For this man, Jesus represents not only a chance to be healed, but a chance to rejoin society again. And Jesus feels such gut-wrenching compassion for him that he reaches out toward him. For the first time since leprosy broke out on his skin, the man feels another human being touch him. And at once, he is healed.

That touch becomes the pivot point of Mark’s account. Up until this time, Jesus could enjoy the company of his followers in town, and he can travel to the wilderness to spend time abiding with God. Not any more. Although he warns the man not to tell anyone how he has been healed, the man is so excited—can you blame him?—that he spreads the news to anyone who will listen. Before long, Jesus can’t enter town anymore, and even the wilderness is no longer a refuge from the crowds. They surround him all the time now, pleading for help. There is no escape from the celebrity status he has been trying to avoid. The irony is that when he touched this leper (an act that should have made him unclean, according to the law), Jesus offered the man a chance to rejoin society again, to leave the wilderness, to live again among other people, to enjoy their company. As for Jesus, he can no longer enjoy the company of his followers but has been driven out into the wilderness by the crowds. He takes the leper’s place.
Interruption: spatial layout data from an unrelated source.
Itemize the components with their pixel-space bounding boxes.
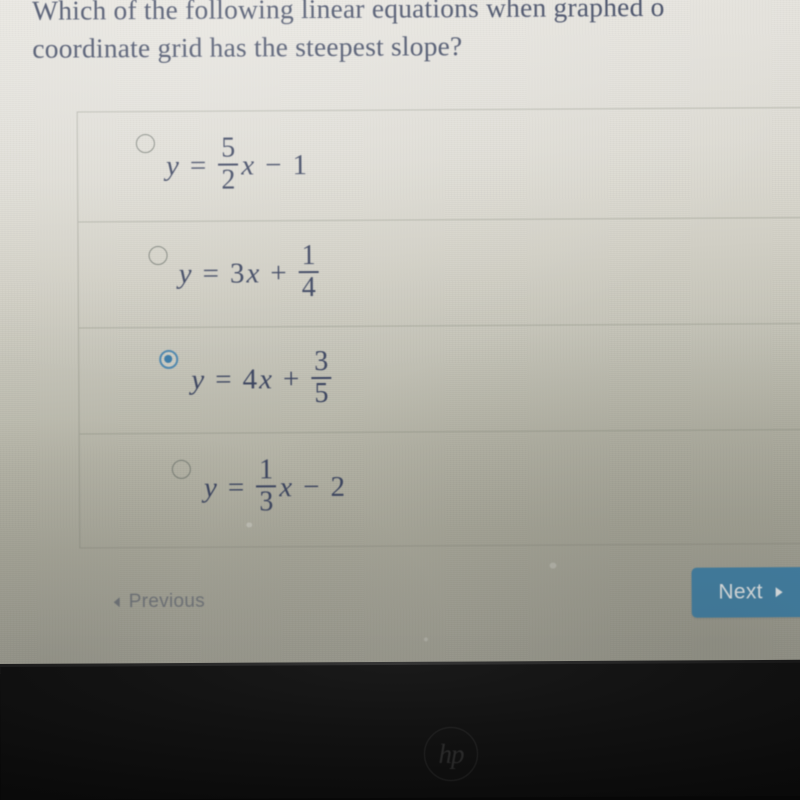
equation-option-a: y = 5 2 x − 1: [165, 132, 308, 196]
eq-a-variable: x: [241, 148, 255, 181]
eq-a-lhs: y: [165, 149, 180, 182]
equation-option-b: y = 3 x + 1 4: [178, 240, 320, 304]
previous-label: Previous: [128, 590, 206, 613]
eq-d-operator: −: [303, 470, 320, 503]
dust-speck: [246, 522, 253, 528]
question-line-1: Which of the following linear equations …: [31, 0, 665, 26]
answer-option-a[interactable]: y = 5 2 x − 1: [77, 106, 800, 222]
radio-button-option-c[interactable]: [159, 349, 179, 369]
answer-option-d[interactable]: y = 1 3 x − 2: [79, 428, 800, 540]
eq-c-denominator: 5: [314, 377, 329, 410]
eq-a-operator: −: [265, 148, 282, 181]
eq-d-denominator: 3: [259, 486, 274, 518]
eq-b-coefficient: 3: [229, 256, 245, 290]
eq-c-coefficient: 4: [242, 362, 258, 395]
eq-c-variable: x: [258, 362, 273, 395]
laptop-screen: Which of the following linear equations …: [0, 0, 800, 674]
answer-option-b[interactable]: y = 3 x + 1 4: [78, 216, 800, 328]
quiz-page: Which of the following linear equations …: [0, 0, 800, 672]
eq-b-equals: =: [202, 257, 220, 290]
eq-d-lhs: y: [203, 471, 217, 504]
eq-d-constant: 2: [330, 470, 346, 503]
eq-b-operator: +: [270, 256, 287, 289]
answer-option-c[interactable]: y = 4 x + 3 5: [79, 322, 800, 434]
eq-c-numerator: 3: [314, 345, 329, 378]
next-button[interactable]: Next: [691, 566, 800, 618]
eq-b-denominator: 4: [301, 272, 316, 304]
eq-a-numerator: 5: [221, 132, 236, 164]
eq-c-fraction: 3 5: [311, 345, 332, 410]
triangle-left-icon: [113, 597, 120, 608]
eq-c-operator: +: [282, 362, 300, 395]
eq-d-equals: =: [227, 470, 245, 504]
eq-a-fraction: 5 2: [218, 132, 239, 196]
eq-c-lhs: y: [191, 363, 205, 396]
triangle-right-icon: [775, 587, 783, 598]
eq-d-variable: x: [279, 470, 293, 503]
radio-button-option-b[interactable]: [148, 245, 168, 266]
radio-button-option-d[interactable]: [171, 459, 191, 479]
question-text: Which of the following linear equations …: [32, 0, 800, 68]
dust-speck: [423, 637, 428, 642]
eq-b-lhs: y: [178, 257, 192, 290]
laptop-bezel: [0, 659, 800, 800]
next-label: Next: [718, 580, 763, 604]
eq-d-numerator: 1: [259, 454, 274, 486]
previous-link[interactable]: Previous: [113, 590, 206, 614]
photo-of-laptop-screen: Which of the following linear equations …: [0, 0, 800, 800]
eq-c-equals: =: [215, 363, 232, 396]
eq-a-constant: 1: [292, 148, 308, 181]
eq-b-fraction: 1 4: [298, 240, 319, 304]
eq-d-fraction: 1 3: [256, 454, 277, 518]
equation-option-d: y = 1 3 x − 2: [203, 454, 346, 518]
equation-option-c: y = 4 x + 3 5: [191, 345, 332, 410]
eq-b-numerator: 1: [301, 240, 316, 272]
radio-button-option-a[interactable]: [135, 134, 155, 154]
eq-b-variable: x: [246, 256, 260, 289]
answer-options-card: y = 5 2 x − 1 y = 3 x + 1 4 y = 4 x + 3 …: [76, 106, 800, 549]
hp-logo: hp: [424, 727, 478, 781]
eq-a-equals: =: [189, 149, 207, 182]
dust-speck: [549, 562, 557, 569]
question-line-2: coordinate grid has the steepest slope?: [32, 30, 463, 64]
eq-a-denominator: 2: [221, 164, 236, 196]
Mark seems to describe Jesus as being pulled in two directions. On the one hand, he has a mission to accomplish, followers to train, and good news to preach. On the other hand, his compassion for other people is so intense that he feels compelled to help them, even if it means attracting an inconvenient and sometimes dangerous crowd.
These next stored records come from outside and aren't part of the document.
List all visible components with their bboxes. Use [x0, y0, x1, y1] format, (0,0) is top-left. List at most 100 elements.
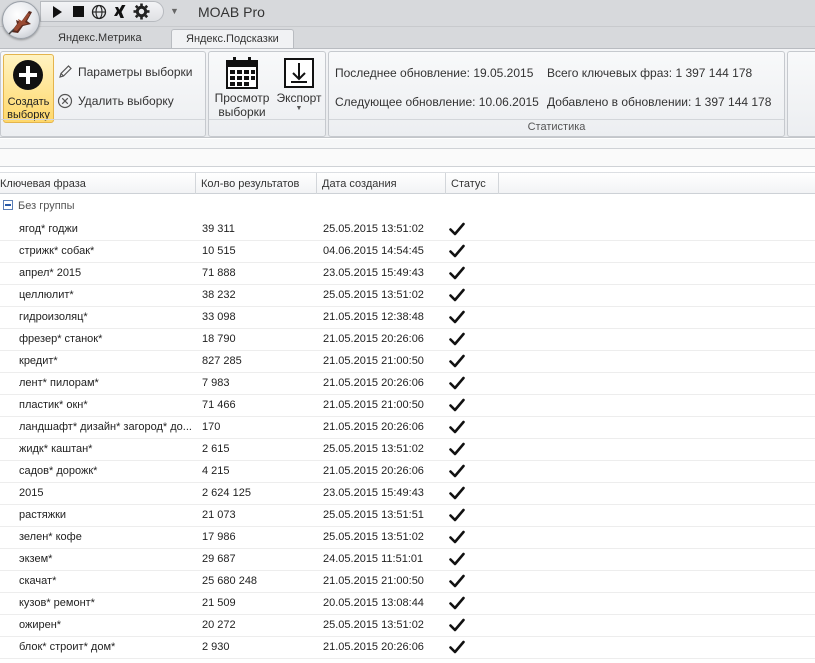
selection-params-label: Параметры выборки	[78, 65, 193, 79]
status-check-icon	[449, 373, 469, 394]
table-row[interactable]: пластик* окн* 71 466 21.05.2015 21:00:50	[0, 395, 815, 417]
cell-count: 71 466	[202, 399, 236, 411]
status-check-icon	[449, 593, 469, 614]
cell-count: 38 232	[202, 289, 236, 301]
status-check-icon	[449, 505, 469, 526]
column-header-date[interactable]: Дата создания	[317, 173, 446, 194]
column-header-count[interactable]: Кол-во результатов	[196, 173, 317, 194]
table-row[interactable]: кузов* ремонт* 21 509 20.05.2015 13:08:44	[0, 593, 815, 615]
cell-phrase: 2015	[19, 487, 44, 499]
table-row[interactable]: ландшафт* дизайн* загород* до... 170 21.05…	[0, 417, 815, 439]
tab-yandex-podskazki[interactable]: Яндекс.Подсказки	[171, 29, 294, 49]
cell-count: 29 687	[202, 553, 236, 565]
group-row: Без группы	[0, 197, 815, 215]
ribbon-group-statistics: Последнее обновление: 19.05.2015 Всего к…	[328, 51, 785, 137]
status-check-icon	[449, 549, 469, 570]
table-row[interactable]: растяжки 21 073 25.05.2015 13:51:51	[0, 505, 815, 527]
cell-date: 23.05.2015 15:49:43	[323, 267, 424, 279]
cell-count: 71 888	[202, 267, 236, 279]
cell-phrase: кредит*	[19, 355, 58, 367]
cell-count: 33 098	[202, 311, 236, 323]
column-header-status[interactable]: Статус	[446, 173, 499, 194]
export-button[interactable]: Экспорт ▼	[275, 54, 323, 126]
table-row[interactable]: ожирен* 20 272 25.05.2015 13:51:02	[0, 615, 815, 637]
cell-date: 25.05.2015 13:51:02	[323, 223, 424, 235]
status-check-icon	[449, 329, 469, 350]
gear-icon[interactable]	[131, 3, 151, 21]
globe-icon[interactable]	[89, 3, 109, 21]
cell-count: 18 790	[202, 333, 236, 345]
pencil-icon	[59, 65, 72, 78]
view-selection-button[interactable]: Просмотр выборки	[213, 54, 271, 126]
cell-count: 2 624 125	[202, 487, 251, 499]
table-row[interactable]: 2015 2 624 125 23.05.2015 15:49:43	[0, 483, 815, 505]
cell-date: 25.05.2015 13:51:02	[323, 531, 424, 543]
statistics-group-label: Статистика	[329, 119, 784, 134]
export-dropdown-icon: ▼	[295, 105, 303, 112]
table-row[interactable]: блок* строит* дом* 2 930 21.05.2015 20:26:…	[0, 637, 815, 659]
collapse-group-icon[interactable]	[3, 200, 13, 210]
table-row[interactable]: кредит* 827 285 21.05.2015 21:00:50	[0, 351, 815, 373]
table-row[interactable]: стрижк* собак* 10 515 04.06.2015 14:54:45	[0, 241, 815, 263]
cell-date: 21.05.2015 20:26:06	[323, 465, 424, 477]
calendar-icon	[226, 57, 258, 89]
cell-date: 21.05.2015 21:00:50	[323, 355, 424, 367]
cell-date: 25.05.2015 13:51:02	[323, 289, 424, 301]
ribbon-group-view: Просмотр выборки Экспорт ▼	[208, 51, 326, 137]
stop-icon[interactable]	[68, 3, 88, 21]
tab-yandex-metrika[interactable]: Яндекс.Метрика	[44, 29, 156, 49]
cell-phrase: целлюлит*	[19, 289, 74, 301]
status-check-icon	[449, 461, 469, 482]
table-row[interactable]: гидроизоляц* 33 098 21.05.2015 12:38:48	[0, 307, 815, 329]
delete-selection-button[interactable]: Удалить выборку	[57, 91, 174, 111]
qat-dropdown-icon[interactable]: ▼	[170, 6, 179, 16]
status-check-icon	[449, 439, 469, 460]
table-row[interactable]: фрезер* станок* 18 790 21.05.2015 20:26:06	[0, 329, 815, 351]
status-check-icon	[449, 351, 469, 372]
table-row[interactable]: зелен* кофе 17 986 25.05.2015 13:51:02	[0, 527, 815, 549]
table-row[interactable]: экзем* 29 687 24.05.2015 11:51:01	[0, 549, 815, 571]
selection-params-button[interactable]: Параметры выборки	[57, 62, 192, 82]
column-header-phrase[interactable]: Ключевая фраза	[0, 173, 196, 194]
cell-count: 2 930	[202, 641, 230, 653]
table-row[interactable]: ягод* годжи 39 311 25.05.2015 13:51:02	[0, 219, 815, 241]
cell-date: 25.05.2015 13:51:02	[323, 619, 424, 631]
quick-access-toolbar	[40, 1, 164, 22]
play-icon[interactable]	[47, 3, 67, 21]
table-row[interactable]: садов* дорожк* 4 215 21.05.2015 20:26:06	[0, 461, 815, 483]
cell-count: 827 285	[202, 355, 242, 367]
create-selection-button[interactable]: Создать выборку	[3, 54, 54, 123]
status-check-icon	[449, 285, 469, 306]
table-row[interactable]: целлюлит* 38 232 25.05.2015 13:51:02	[0, 285, 815, 307]
status-check-icon	[449, 395, 469, 416]
table-row[interactable]: жидк* каштан* 2 615 25.05.2015 13:51:02	[0, 439, 815, 461]
app-window: ▼ MOAB Pro Яндекс.Метрика Яндекс.Подсказ…	[0, 0, 815, 663]
view-selection-label-line1: Просмотр	[214, 91, 270, 105]
table-row[interactable]: скачат* 25 680 248 21.05.2015 21:00:50	[0, 571, 815, 593]
status-check-icon	[449, 571, 469, 592]
app-logo-icon[interactable]	[2, 1, 40, 39]
cell-phrase: лент* пилорам*	[19, 377, 99, 389]
group-footer	[209, 119, 325, 134]
status-check-icon	[449, 483, 469, 504]
cell-phrase: скачат*	[19, 575, 57, 587]
plus-icon	[13, 60, 43, 90]
table-row[interactable]: лент* пилорам* 7 983 21.05.2015 20:26:06	[0, 373, 815, 395]
table-row[interactable]: апрел* 2015 71 888 23.05.2015 15:49:43	[0, 263, 815, 285]
xing-icon[interactable]	[110, 3, 130, 21]
ribbon-group-extra	[787, 51, 815, 137]
cell-phrase: ягод* годжи	[19, 223, 78, 235]
cell-phrase: апрел* 2015	[19, 267, 82, 279]
cell-date: 21.05.2015 12:38:48	[323, 311, 424, 323]
status-check-icon	[449, 219, 469, 240]
status-check-icon	[449, 417, 469, 438]
cell-phrase: садов* дорожк*	[19, 465, 98, 477]
create-selection-label-line1: Создать	[7, 96, 50, 108]
view-selection-label-line2: выборки	[218, 105, 266, 119]
cell-phrase: гидроизоляц*	[19, 311, 88, 323]
status-check-icon	[449, 263, 469, 284]
next-update-text: Следующее обновление: 10.06.2015	[335, 95, 539, 109]
cell-phrase: жидк* каштан*	[19, 443, 93, 455]
cell-phrase: блок* строит* дом*	[19, 641, 116, 653]
cell-phrase: пластик* окн*	[19, 399, 88, 411]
I suppose at this point we could turn this story into a moral example for us. We could start feeling ashamed because we don’t love people as much as Jesus did; we could resolve to do a better job of following Jesus’ example. It wouldn’t be inappropriate.

For now, though, let’s not do that. Let’s simply sit for a while and watch Jesus as Mark’s story unfolds. How he longs to spend time alone with his Father; how he wants to pour himself and his teaching into his followers. But he is simply so compassionate that he can’t turn away anyone who pleads with him for help. No one is a nuisance to him. Not even you.